De izquierda a derecha, el tercero, parado, fue el del discurso que después le dirían fogoso, tenía cosas como aquí está la juventud y cumplimos con el llamado, a él lo pusieron preso por decirlo y a los demás porque aplaudieron, tres meses después lo botaron del país pero al fin llegó a Ministro. El primero, sentado, dos años más tarde murió de un tiro de fusil al tratar de cruzar la frontera disfrazado de peón. El tercero, segunda fila, fue el que compartió con el Presidente la comisión de cincuenta millones que los norteamericanos pagaron para tener más concesiones petroleras que los ingleses. El cuarto, primera fila, estuvo preso otra vez durante la dictadura, pasó en eso varios años, después fue Ministro de Relaciones Interiores y participó en la desaparición del estudiante Alberto Méndez, cuyo cuerpo fue horriblemente mutilado, etc. El segundo, primera fila, fundó publicaciones humorísticas y murió de hambre. El quinto, tercera fila, fue el tronco de abogado que le gestionó a los americanos las concesiones del hierro. El cuarto, segunda fila, era marico. El séptimo, primera fila, nadie se acuerda quien era.
En cuanto al tercero, primera fila, participó en la gran venta de inmuebles de propiedad pública y después se descubrió que él actuaba a la vez como abogado de la Nación y de la empresa compradora. El quinto, segunda fila, fue llevado al Consejo de Ministros para que pusiera la fuerza hidroeléctrica de Guayana en manos de la familia Umeres. El sexto, primera fila, montó la empresa constructora que acaparó los contratos de obras públicas mientras era Ministro el séptimo, segunda fila, que era propietario del noventa por ciento de las acciones. El quinto, primera fila, compró en cien mil bolívares su nominación como diputado por el gran partido popular y vendió su voto en tres millones cuando se discutía la reforma tributaria.
El segundo, tercera fila, llegó a Presidente e hizo respectivamente, matar, encarcelar y expulsar del país, al primero, segunda fila, primero, tercera fila, segundo, tercera fila, y sexto, primera fila.

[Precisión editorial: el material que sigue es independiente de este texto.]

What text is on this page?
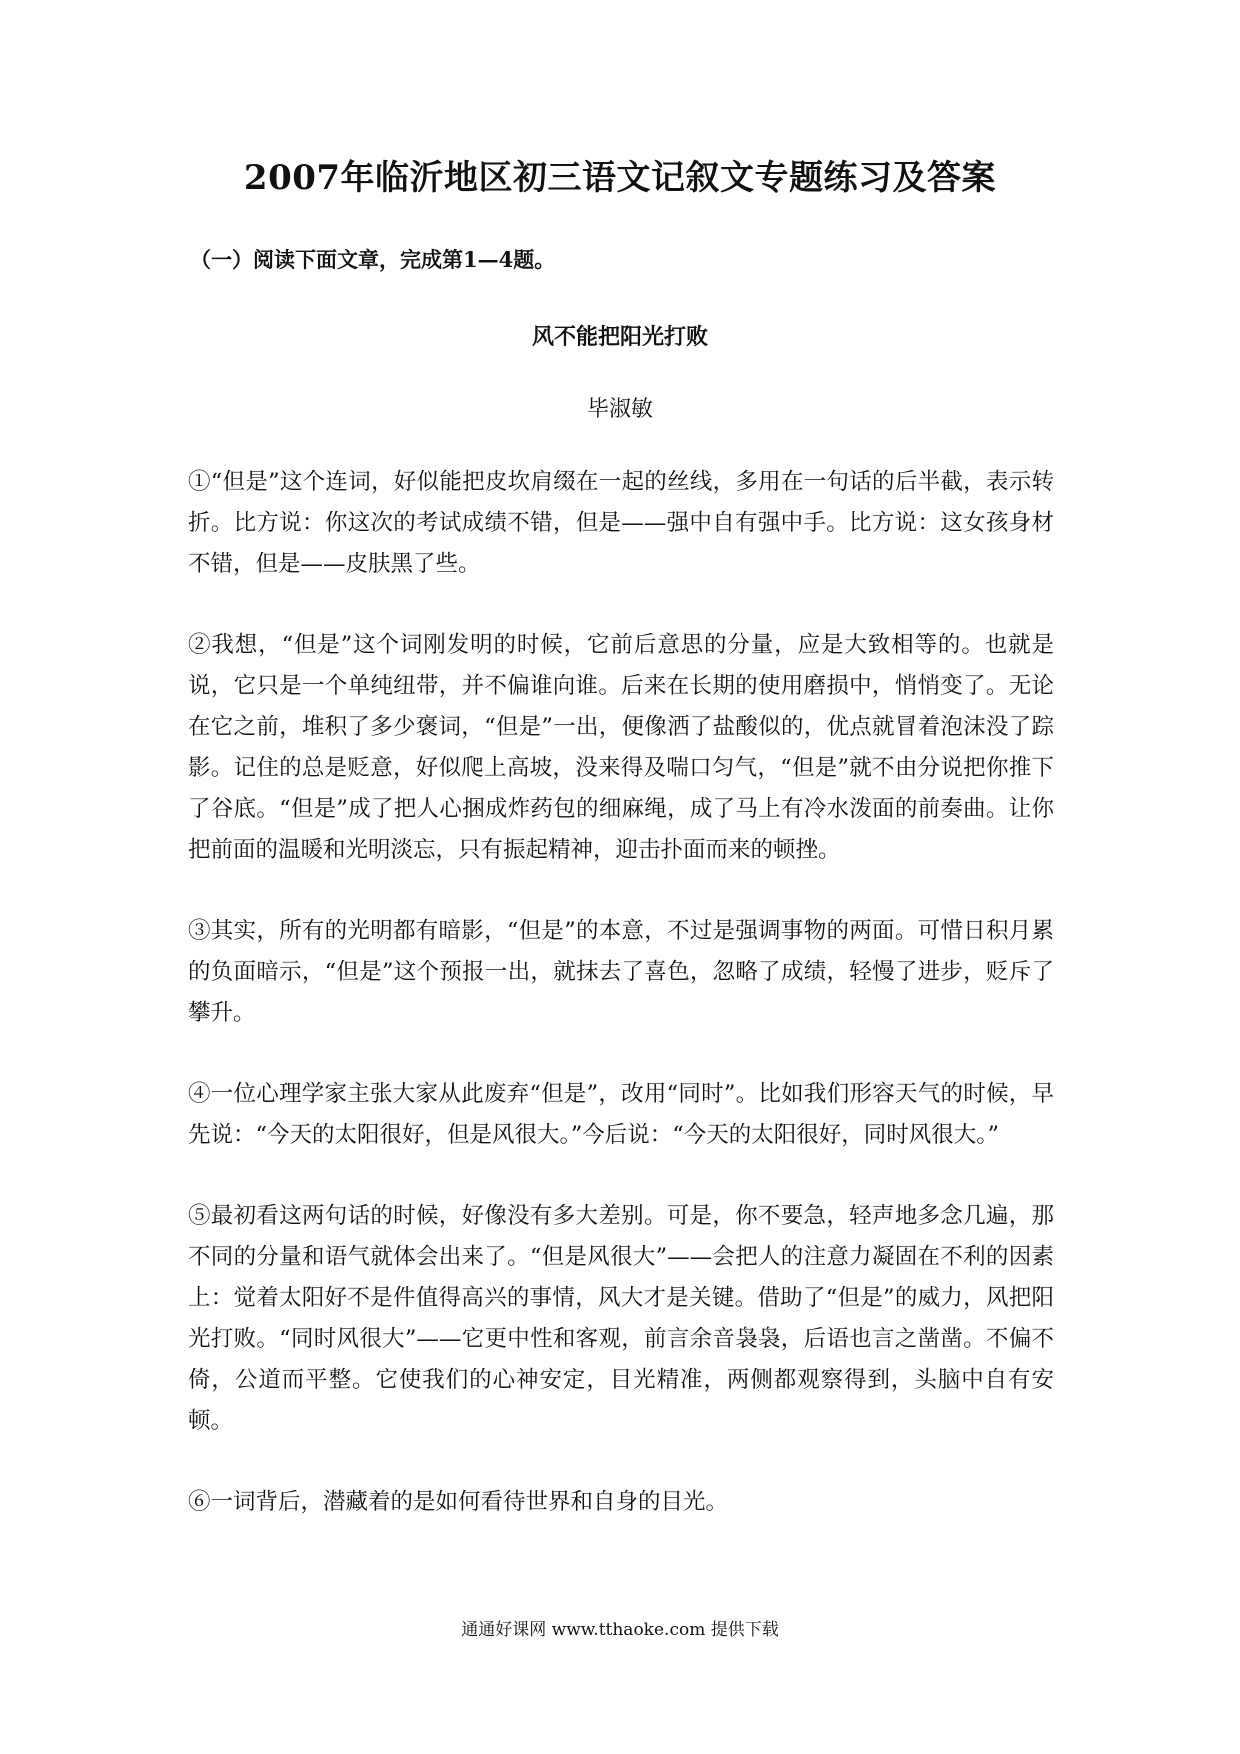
2007年临沂地区初三语文记叙文专题练习及答案
（一）阅读下面文章，完成第1—4题。
风不能把阳光打败
毕淑敏

①“但是”这个连词，好似能把皮坎肩缀在一起的丝线，多用在一句话的后半截，表示转折。比方说：你这次的考试成绩不错，但是——强中自有强中手。比方说：这女孩身材不错，但是——皮肤黑了些。

②我想，“但是”这个词刚发明的时候，它前后意思的分量，应是大致相等的。也就是说，它只是一个单纯纽带，并不偏谁向谁。后来在长期的使用磨损中，悄悄变了。无论在它之前，堆积了多少褒词，“但是”一出，便像洒了盐酸似的，优点就冒着泡沫没了踪影。记住的总是贬意，好似爬上高坡，没来得及喘口匀气，“但是”就不由分说把你推下了谷底。“但是”成了把人心捆成炸药包的细麻绳，成了马上有冷水泼面的前奏曲。让你把前面的温暖和光明淡忘，只有振起精神，迎击扑面而来的顿挫。

③其实，所有的光明都有暗影，“但是”的本意，不过是强调事物的两面。可惜日积月累的负面暗示，“但是”这个预报一出，就抹去了喜色，忽略了成绩，轻慢了进步，贬斥了攀升。

④一位心理学家主张大家从此废弃“但是”，改用“同时”。比如我们形容天气的时候，早先说：“今天的太阳很好，但是风很大。”今后说：“今天的太阳很好，同时风很大。”

⑤最初看这两句话的时候，好像没有多大差别。可是，你不要急，轻声地多念几遍，那不同的分量和语气就体会出来了。“但是风很大”——会把人的注意力凝固在不利的因素上：觉着太阳好不是件值得高兴的事情，风大才是关键。借助了“但是”的威力，风把阳光打败。“同时风很大”——它更中性和客观，前言余音袅袅，后语也言之凿凿。不偏不倚，公道而平整。它使我们的心神安定，目光精准，两侧都观察得到，头脑中自有安顿。

⑥一词背后，潜藏着的是如何看待世界和自身的目光。

通通好课网 www.tthaoke.com 提供下载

El cuarto, tercera fila, se puso de acuerdo con el sexto, misma fila -para entonces Ministro-, se hizo expropiar sus haciendas por el cuádruplo de su valor y ahora es banquero. El sexto, segunda fila, anda con un cáncer en la próstata. A la hija del tercero, primera fila, yo me la cogí.

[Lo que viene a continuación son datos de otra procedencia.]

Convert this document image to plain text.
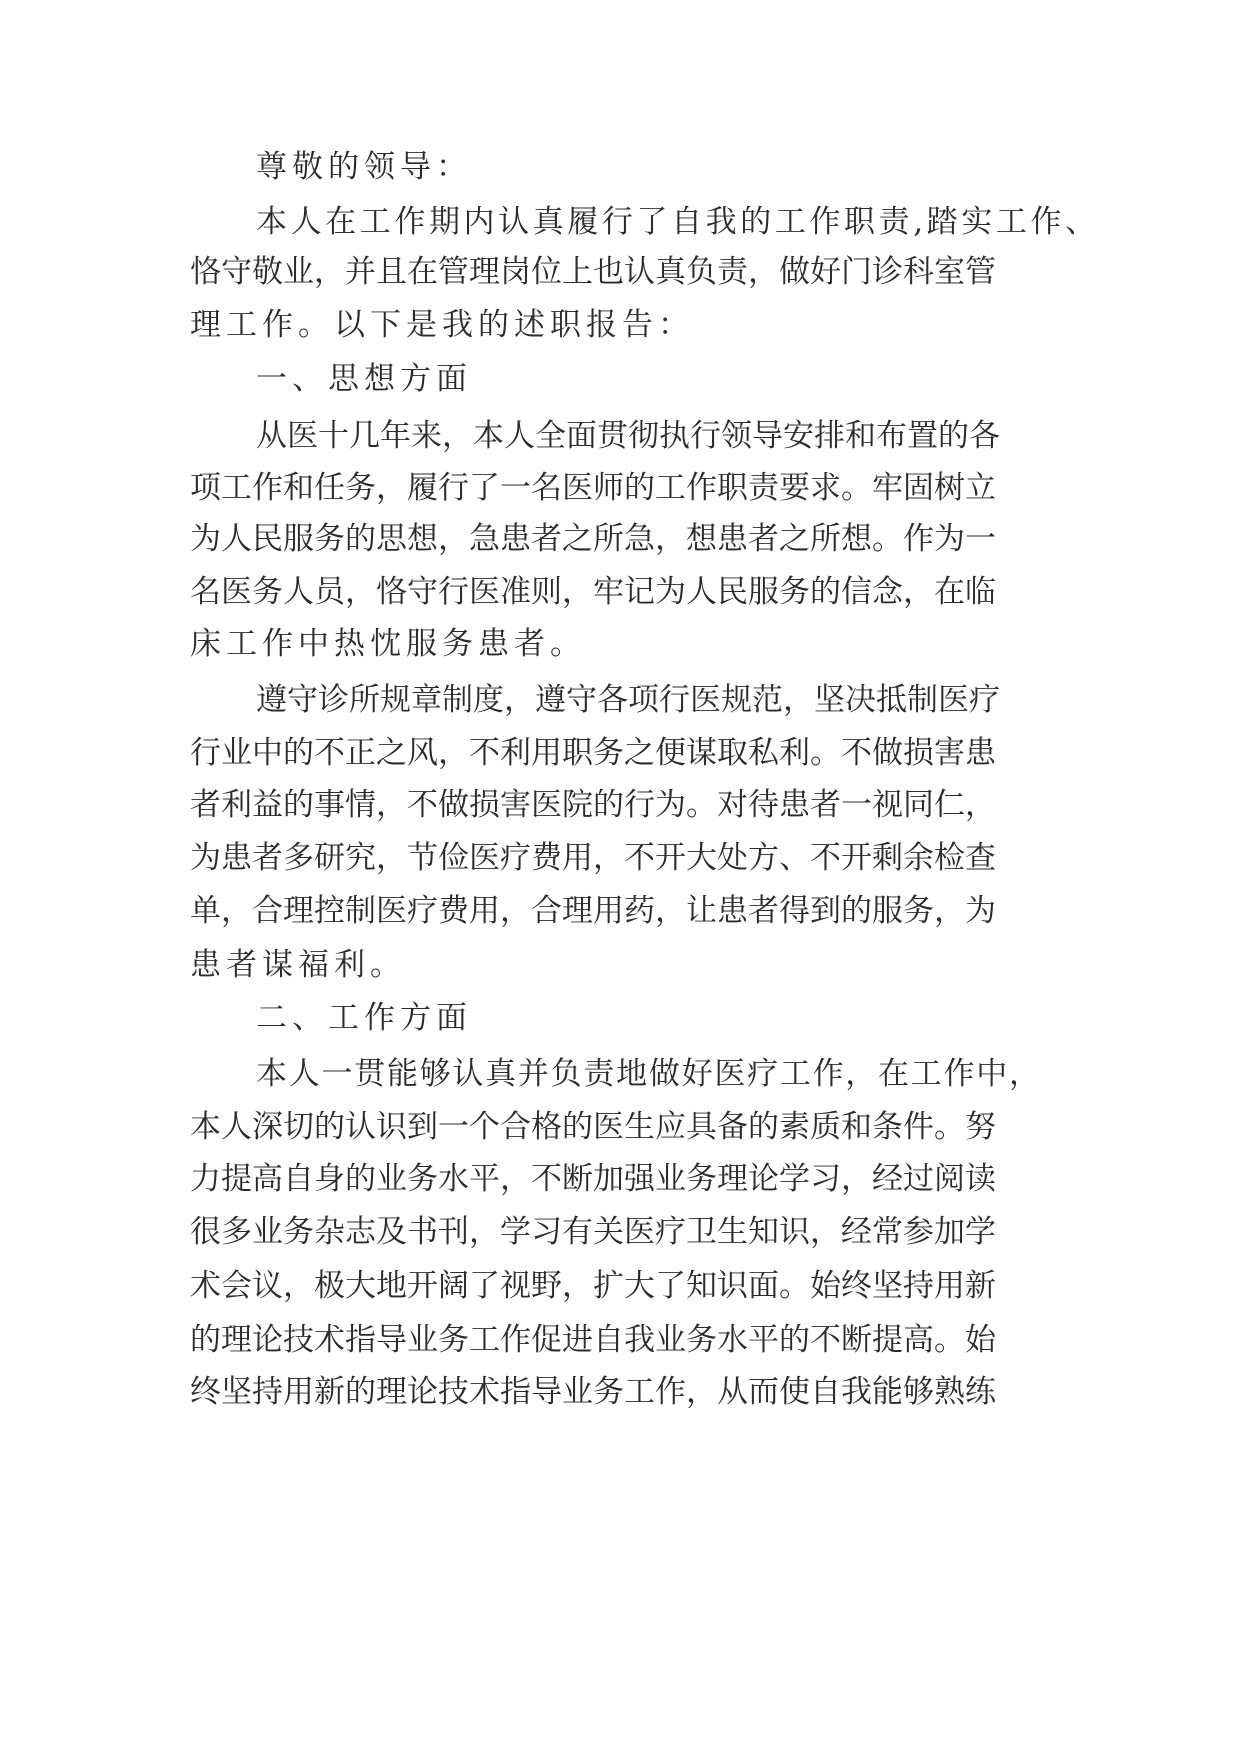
尊敬的领导：
本人在工作期内认真履行了自我的工作职责,踏实工作、
恪守敬业，并且在管理岗位上也认真负责，做好门诊科室管
理工作。以下是我的述职报告：
一、思想方面
从医十几年来，本人全面贯彻执行领导安排和布置的各
项工作和任务，履行了一名医师的工作职责要求。牢固树立
为人民服务的思想，急患者之所急，想患者之所想。作为一
名医务人员，恪守行医准则，牢记为人民服务的信念，在临
床工作中热忱服务患者。
遵守诊所规章制度，遵守各项行医规范，坚决抵制医疗
行业中的不正之风，不利用职务之便谋取私利。不做损害患
者利益的事情，不做损害医院的行为。对待患者一视同仁，
为患者多研究，节俭医疗费用，不开大处方、不开剩余检查
单，合理控制医疗费用，合理用药，让患者得到的服务，为
患者谋福利。
二、工作方面
本人一贯能够认真并负责地做好医疗工作，在工作中，
本人深切的认识到一个合格的医生应具备的素质和条件。努
力提高自身的业务水平，不断加强业务理论学习，经过阅读
很多业务杂志及书刊，学习有关医疗卫生知识，经常参加学
术会议，极大地开阔了视野，扩大了知识面。始终坚持用新
的理论技术指导业务工作促进自我业务水平的不断提高。始
终坚持用新的理论技术指导业务工作，从而使自我能够熟练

La foto está cada día peor y la gente se parece menos. La publicaron primero en el Libro Rojo de la Subversión, y después ha ido dando tumbos hasta aparecer en Memorias de una Vida Política, que el cuarto, primera fila, escribiera en Antibes. Por aquí y por allá, sobre una que otra cabeza, hay crucecitas, y a veces hay dos cabezas muy juntas y no se sabe de quién es la crucecita.
El mundo da muchas vueltas.

En Rajatabla, 1970


Crónica de una muerte anunciada, Gabriel García Márquez, (Fragmento)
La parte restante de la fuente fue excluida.